The Electricity Authority will reverse unprecedentedly high electricity prices charged on March 26, saying actions by Genesis Energy threatened "to undermine confidence in, and ... damage the integrity and reputation of the wholesale electricity market."
However, its preliminary view is that Genesis was not guilty of "manipulative", "misleading" or "deceptive" conduct when it pushed spot market electricity prices above $20,800 per Megawatt hour at times during a national grid maintenance outage.
The prices only hit consumers in the upper North Island, and only those who were buying some of their electricity at spot, rather than on fixed price contracts. However, it represented a massive unexpected cost.
Genesis's state-owned competitors, Meridian Energy and MightyRiverPower, were caught out, and said the incident would have cost them tens of millions of dollars and materially hit their year-end returns.
Meridian put a $17 million figure on the loss earlier this week.
The actions also caught a wide range of Auckland businesses, schools, hospitals, commercial buildings and institutions, including the Auckland Museum, Television New Zealand, and Telecom, all of whom were risking a portion of their electricity costs on the spot market, where prices had been lower than commercial tariffs for months.

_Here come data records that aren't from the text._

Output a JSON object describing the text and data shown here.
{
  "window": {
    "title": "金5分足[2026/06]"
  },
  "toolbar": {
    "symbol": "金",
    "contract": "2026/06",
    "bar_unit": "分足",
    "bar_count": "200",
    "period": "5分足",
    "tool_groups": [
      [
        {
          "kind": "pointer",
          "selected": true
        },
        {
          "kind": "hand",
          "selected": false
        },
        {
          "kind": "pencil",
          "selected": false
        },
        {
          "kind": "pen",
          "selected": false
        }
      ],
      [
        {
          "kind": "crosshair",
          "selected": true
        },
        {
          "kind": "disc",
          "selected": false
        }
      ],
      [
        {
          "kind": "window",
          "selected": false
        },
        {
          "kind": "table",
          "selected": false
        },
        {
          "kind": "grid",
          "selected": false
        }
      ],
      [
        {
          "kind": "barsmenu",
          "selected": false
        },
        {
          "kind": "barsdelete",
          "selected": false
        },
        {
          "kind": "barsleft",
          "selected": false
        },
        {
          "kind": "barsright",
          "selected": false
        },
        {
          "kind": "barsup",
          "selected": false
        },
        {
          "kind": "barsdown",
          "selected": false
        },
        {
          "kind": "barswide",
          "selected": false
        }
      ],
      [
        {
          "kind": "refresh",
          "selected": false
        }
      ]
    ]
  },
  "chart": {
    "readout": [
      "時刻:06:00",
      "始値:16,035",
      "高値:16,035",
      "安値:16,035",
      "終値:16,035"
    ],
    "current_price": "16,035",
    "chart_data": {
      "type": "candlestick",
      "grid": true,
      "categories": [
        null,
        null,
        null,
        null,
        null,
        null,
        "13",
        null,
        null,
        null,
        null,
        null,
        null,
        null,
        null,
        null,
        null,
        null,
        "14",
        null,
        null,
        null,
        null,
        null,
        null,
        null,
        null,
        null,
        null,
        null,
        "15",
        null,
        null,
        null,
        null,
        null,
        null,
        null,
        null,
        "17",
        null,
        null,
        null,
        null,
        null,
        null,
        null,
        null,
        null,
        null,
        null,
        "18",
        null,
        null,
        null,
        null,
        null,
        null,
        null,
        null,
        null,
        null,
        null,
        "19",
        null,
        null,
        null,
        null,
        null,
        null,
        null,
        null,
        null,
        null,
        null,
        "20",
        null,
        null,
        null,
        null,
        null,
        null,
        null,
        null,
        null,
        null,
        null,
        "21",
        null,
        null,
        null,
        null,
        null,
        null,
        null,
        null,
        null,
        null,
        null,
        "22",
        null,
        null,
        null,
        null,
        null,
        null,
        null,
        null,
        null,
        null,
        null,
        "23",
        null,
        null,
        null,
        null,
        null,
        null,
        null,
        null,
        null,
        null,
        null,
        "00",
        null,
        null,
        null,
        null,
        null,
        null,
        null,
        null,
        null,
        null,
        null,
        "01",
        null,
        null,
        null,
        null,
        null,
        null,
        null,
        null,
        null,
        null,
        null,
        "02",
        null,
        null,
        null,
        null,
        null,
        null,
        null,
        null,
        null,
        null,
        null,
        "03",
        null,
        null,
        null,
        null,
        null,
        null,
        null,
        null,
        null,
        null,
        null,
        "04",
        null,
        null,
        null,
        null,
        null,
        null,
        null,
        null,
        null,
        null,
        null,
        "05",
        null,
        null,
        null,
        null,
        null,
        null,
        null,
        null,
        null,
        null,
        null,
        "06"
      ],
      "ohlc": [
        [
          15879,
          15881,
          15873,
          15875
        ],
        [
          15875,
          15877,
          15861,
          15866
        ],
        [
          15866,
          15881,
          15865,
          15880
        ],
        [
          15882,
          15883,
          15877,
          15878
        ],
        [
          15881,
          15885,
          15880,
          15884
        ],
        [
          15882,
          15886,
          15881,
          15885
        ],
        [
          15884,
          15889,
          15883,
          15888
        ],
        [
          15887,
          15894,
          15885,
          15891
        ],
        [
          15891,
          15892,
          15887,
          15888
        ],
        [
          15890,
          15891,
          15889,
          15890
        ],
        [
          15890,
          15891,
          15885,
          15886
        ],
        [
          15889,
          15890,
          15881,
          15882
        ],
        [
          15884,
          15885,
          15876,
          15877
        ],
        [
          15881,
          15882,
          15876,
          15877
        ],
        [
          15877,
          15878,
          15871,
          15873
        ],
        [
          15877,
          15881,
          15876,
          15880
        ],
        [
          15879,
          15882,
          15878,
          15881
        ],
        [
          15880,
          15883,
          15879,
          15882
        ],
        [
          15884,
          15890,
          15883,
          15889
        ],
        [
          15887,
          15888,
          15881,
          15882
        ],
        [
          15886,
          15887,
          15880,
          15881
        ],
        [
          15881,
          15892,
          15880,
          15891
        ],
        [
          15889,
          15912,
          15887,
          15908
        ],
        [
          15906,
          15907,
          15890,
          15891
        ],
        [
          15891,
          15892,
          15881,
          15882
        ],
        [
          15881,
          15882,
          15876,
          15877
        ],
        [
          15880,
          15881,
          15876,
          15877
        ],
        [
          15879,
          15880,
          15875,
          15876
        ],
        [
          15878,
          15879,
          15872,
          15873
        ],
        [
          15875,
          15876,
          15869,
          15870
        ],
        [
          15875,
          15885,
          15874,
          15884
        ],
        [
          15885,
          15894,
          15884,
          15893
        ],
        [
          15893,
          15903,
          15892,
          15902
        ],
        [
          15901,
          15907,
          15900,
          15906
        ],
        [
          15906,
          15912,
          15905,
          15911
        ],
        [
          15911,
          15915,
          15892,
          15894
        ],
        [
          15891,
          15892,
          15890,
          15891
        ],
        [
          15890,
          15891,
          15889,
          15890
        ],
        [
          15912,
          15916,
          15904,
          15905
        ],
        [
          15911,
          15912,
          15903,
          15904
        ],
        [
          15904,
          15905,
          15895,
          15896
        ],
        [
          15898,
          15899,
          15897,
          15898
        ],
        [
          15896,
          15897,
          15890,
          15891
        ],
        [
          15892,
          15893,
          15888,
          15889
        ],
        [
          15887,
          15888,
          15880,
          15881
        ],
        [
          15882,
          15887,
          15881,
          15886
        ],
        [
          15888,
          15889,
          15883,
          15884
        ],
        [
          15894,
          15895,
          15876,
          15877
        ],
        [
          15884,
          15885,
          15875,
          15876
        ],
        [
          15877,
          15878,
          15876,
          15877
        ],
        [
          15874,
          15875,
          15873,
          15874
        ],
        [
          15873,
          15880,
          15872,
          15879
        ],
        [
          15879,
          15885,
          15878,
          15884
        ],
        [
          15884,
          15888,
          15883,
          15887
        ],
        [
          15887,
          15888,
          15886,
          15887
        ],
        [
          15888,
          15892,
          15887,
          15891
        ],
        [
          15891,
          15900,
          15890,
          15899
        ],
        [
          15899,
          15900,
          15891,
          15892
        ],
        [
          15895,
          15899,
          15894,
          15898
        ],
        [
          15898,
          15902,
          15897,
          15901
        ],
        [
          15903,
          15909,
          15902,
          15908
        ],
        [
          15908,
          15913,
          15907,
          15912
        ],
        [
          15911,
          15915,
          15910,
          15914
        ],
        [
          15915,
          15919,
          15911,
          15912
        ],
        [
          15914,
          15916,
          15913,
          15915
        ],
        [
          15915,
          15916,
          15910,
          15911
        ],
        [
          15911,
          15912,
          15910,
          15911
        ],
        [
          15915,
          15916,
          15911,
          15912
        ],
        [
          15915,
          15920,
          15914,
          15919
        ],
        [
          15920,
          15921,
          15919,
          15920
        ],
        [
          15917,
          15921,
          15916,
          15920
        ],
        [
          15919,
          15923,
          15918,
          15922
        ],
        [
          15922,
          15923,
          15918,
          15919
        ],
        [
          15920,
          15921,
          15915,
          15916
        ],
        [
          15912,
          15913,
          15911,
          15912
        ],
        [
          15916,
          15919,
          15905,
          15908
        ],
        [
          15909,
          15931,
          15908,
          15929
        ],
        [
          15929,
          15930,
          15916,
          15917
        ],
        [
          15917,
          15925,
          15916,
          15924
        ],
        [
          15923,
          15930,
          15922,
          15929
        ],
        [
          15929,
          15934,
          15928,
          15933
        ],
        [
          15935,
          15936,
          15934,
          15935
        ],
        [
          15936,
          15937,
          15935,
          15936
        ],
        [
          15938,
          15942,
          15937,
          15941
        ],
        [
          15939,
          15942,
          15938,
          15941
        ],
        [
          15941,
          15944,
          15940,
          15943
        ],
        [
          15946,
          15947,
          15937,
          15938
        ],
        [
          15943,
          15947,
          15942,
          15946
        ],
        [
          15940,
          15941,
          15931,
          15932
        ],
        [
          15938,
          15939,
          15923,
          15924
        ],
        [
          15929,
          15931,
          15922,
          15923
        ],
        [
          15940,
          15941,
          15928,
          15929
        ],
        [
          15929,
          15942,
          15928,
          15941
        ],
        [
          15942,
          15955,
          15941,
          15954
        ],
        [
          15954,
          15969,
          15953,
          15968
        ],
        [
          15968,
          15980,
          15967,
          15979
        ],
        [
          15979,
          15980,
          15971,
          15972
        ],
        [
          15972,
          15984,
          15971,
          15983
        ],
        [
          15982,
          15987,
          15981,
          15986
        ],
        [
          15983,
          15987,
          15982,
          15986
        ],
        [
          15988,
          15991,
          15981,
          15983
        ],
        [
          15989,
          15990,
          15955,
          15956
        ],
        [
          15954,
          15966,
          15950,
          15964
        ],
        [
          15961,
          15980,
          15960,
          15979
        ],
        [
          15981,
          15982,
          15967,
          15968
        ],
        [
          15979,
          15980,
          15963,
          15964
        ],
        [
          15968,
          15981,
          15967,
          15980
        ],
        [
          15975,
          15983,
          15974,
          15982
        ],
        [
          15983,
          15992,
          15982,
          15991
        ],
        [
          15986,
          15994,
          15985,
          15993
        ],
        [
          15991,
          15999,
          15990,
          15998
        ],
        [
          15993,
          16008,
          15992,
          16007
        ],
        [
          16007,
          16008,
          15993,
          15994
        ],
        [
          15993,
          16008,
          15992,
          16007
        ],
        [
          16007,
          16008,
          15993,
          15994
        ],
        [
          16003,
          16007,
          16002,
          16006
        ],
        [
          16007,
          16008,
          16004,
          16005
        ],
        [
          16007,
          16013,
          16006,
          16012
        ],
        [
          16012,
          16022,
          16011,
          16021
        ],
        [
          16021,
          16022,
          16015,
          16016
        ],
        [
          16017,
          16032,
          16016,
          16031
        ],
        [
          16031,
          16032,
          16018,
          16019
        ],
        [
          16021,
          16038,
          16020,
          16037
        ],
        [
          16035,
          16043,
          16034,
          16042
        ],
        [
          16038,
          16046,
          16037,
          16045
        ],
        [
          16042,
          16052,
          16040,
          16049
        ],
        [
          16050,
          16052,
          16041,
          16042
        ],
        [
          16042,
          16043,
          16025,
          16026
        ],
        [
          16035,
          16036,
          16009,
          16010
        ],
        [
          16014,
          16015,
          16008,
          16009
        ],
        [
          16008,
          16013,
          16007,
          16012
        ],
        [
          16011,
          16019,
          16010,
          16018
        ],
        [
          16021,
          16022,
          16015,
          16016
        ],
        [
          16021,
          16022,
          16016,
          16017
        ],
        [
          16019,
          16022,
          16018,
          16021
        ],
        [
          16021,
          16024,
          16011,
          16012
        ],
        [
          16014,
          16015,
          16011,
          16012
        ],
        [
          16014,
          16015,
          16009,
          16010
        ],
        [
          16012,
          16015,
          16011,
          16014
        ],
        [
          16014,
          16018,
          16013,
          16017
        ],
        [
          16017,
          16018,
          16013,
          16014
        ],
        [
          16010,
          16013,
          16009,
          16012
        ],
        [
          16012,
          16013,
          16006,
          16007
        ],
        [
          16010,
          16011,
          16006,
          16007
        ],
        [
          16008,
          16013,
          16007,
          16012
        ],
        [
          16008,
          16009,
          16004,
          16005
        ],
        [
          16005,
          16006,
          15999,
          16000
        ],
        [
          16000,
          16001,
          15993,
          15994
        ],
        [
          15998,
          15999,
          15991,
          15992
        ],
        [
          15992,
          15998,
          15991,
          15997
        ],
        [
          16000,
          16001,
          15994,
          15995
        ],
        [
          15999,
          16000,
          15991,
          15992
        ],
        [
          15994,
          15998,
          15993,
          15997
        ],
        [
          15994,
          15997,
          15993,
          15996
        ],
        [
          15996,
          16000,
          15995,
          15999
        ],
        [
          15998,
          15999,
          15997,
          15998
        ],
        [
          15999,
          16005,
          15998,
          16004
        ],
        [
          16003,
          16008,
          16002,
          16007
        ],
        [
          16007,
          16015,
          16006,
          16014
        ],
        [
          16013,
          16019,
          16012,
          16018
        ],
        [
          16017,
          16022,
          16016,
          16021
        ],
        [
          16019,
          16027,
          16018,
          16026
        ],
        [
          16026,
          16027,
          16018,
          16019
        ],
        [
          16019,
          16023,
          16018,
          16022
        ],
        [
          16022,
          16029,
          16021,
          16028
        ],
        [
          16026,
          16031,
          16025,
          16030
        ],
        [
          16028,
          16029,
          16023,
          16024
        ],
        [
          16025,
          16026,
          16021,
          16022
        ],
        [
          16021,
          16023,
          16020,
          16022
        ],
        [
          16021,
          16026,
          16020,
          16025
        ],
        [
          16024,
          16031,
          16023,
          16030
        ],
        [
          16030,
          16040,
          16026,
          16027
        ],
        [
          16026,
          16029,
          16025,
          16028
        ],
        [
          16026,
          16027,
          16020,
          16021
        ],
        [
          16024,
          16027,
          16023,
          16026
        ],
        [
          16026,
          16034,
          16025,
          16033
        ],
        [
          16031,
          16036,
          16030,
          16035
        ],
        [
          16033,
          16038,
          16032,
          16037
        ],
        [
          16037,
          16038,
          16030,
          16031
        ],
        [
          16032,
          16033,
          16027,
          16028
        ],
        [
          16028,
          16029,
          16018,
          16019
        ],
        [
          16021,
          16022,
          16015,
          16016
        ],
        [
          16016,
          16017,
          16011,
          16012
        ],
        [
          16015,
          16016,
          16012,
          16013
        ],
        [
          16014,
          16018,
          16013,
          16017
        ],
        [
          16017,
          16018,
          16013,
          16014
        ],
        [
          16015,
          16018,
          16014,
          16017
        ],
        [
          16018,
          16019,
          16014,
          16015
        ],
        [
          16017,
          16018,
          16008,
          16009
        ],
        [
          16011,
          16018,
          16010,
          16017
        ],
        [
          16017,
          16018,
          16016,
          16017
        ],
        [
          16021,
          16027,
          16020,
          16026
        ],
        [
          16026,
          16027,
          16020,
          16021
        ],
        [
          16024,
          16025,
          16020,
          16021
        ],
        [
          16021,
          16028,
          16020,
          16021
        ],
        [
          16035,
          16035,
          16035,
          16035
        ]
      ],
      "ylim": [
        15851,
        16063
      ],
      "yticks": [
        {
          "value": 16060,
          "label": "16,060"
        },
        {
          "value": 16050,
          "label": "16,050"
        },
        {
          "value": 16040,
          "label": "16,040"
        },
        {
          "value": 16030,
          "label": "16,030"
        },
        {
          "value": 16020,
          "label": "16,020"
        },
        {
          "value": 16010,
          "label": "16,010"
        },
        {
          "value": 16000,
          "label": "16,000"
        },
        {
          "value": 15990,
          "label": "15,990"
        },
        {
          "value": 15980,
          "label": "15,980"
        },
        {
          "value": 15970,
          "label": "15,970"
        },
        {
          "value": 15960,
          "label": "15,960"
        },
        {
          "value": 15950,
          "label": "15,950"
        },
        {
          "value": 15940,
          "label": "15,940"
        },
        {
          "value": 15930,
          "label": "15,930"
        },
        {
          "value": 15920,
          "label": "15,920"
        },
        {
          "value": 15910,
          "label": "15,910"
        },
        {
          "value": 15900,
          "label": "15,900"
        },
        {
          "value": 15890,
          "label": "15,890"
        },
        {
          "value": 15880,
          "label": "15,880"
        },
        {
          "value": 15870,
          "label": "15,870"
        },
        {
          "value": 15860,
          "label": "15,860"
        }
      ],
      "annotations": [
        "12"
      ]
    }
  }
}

However, the EA will "reset" the March 26 prices to between $1500 and $3000 per Megawatt hour, to reflect "the cost to purchasers of alternative sources of supply or the cost of curtailing demand."
Genesis Energy said it would not immediately comment on the decision, which appears to let Meridian and MRP off the hook for not having taken out hedge contracts to cover the potential for high spot prices during the well-signalled outage.
Instead, it has ruled that market participants "had good reason to believe the exceptionally high offer prices at Huntly for those trading periods would not translate into market prices, until it was too late for them to take actions to avoid ... the prices."
However, critics of the Authority's first major decision since being formed last year under electricity reforms intended to improve the wholesale electricity market, fear the $1500 to $3000 per MWh price band will become a proxy upper limit for spot market prices, and will blunt incentives to hedge and build new generation - two key expectations of the Government's electricity reforms.